Genome-wide identification and characterization of terpene synthase genes in Gossypium hirsutum

Terpenoids are widely distributed in plants and play important roles in the regulation of plant growth and development and in the interactions between plants and both the environment and other organisms. However, terpene synthase (TPS) genes have not been systematically investigated in the tetraploid Gossypium hirsutum. In this study, whole genome identification and characterization of the TPS family from G. hirsutum were carried out. Eighty-five TPS genes, including 47 previously unidentified genes, were identified in the G. hirsutum genome and classified into 5 subfamilies according to protein sequence similarities, as follows: 43 GhTPS-a, 29 GhTPS-b, 4 GhTPS-c, 7 GhTPS-e/f, and 2 GhTPS-g members. These 85 TPS genes were mapped onto 19 chromosomes of the G. hirsutum genome. Segmental duplications and tandem duplications contributed greatly to the expansion of TPS genes in G. hirsutum and were followed by intense purifying selection during evolution. Indentification of cis-acting regulatory elements suggest that the expression of TPS genes is regulated by a variety of hormones.
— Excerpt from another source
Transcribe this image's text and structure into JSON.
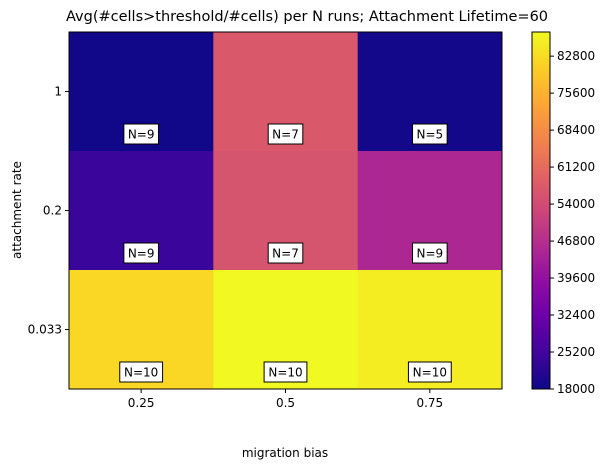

RNA sequencing (RNA-seq) expression profile analysis revealed that the TPS genes had distinct spatiotemporal expression patterns, and several genes were highly and preferentially expressed in the leaves of cotton with gossypol glands (glanded cotton) versus a glandless strain. Virus-induced gene silencing (VIGS) of three TPS genes yielded plants characterized by fewer, smaller, and lighter gossypol glands, which indicated that these three genes were responsible for gland activity. Taken together, our results provide a solid basis for further elucidation of the biological functions of TPS genes in relation to gland activity and gossypol biosynthesis to develop cotton cultivars with low cottonseed gossypol contents.